Although there were no statistically significant differences between DCD and DBD pancreas or kidney graft survival, the number of patients in each group was relatively small and the duration of follow-up short. The survival curves suggest slightly poorer outcomes with DCD donor organs, which may become significant with longer follow-up or larger numbers. Of note, two DCD pancreas grafts failed within the first year owing to rejection; this may have been triggered by inflammation related to the warm ischaemic insult from DCD organ recovery. This appears unlikely, however, because the early clinical course and all biochemical markers of pancreatic inflammation were indistinguishable in the DCD and DBD groups. Notably, HbA1c levels were similar in both groups at 1 year. However, a recent risk-adjusted SRTR database analysis of pancreas transplant outcomes demonstrated a marginally increased risk associated with use of DCD grafts (hazard ratio 1·39), although this was not statistically significant (P = 0·10)10. Even so, transplantation from this donor source is still likely to carry a survival advantage over remaining on the waiting list or receiving a deceased donor kidney alone1, 31.
This single-centre analysis has demonstrated that SPK transplants from controlled DCD donors have acceptable short-term outcomes, which are similar to those of organs from DBD donors. This was achieved despite using donors with a longer agonal phase than usually accepted. This most likely reflects the short cold ischaemia times that were achieved, but further analysis of registry data and collection of postwithdrawal variables are needed to define what constitutes acceptable and unacceptable agonal-phase characteristics for DCD pancreas transplantation.
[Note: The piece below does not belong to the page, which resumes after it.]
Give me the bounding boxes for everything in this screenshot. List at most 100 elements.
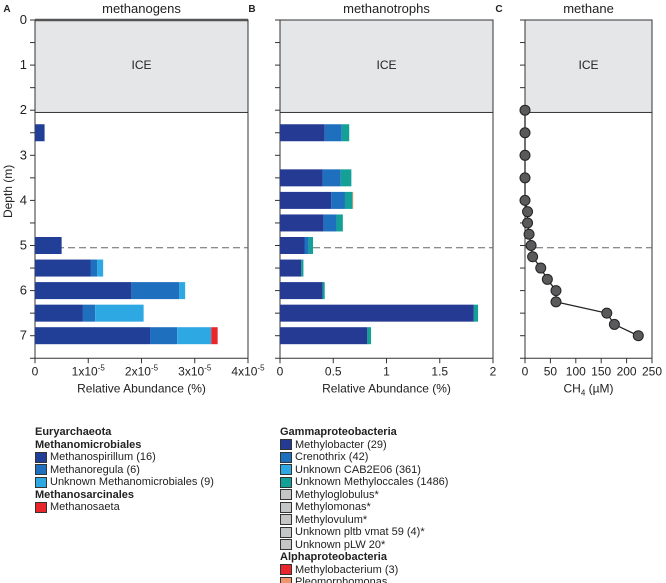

Although there has been a continued rise in DCD donation in the UK over the past 5 years, this has led predominantly to increases in DCD kidney, rather than pancreas, transplantation. The Cambridge Transplant Unit, however, now performs approximately equivalent numbers of DCD and DBD SPK transplants. DCD donors thus represent a significant source of additional pancreas for transplantation and, given the acceptable outcomes achieved, their prudent use is to be encouraged.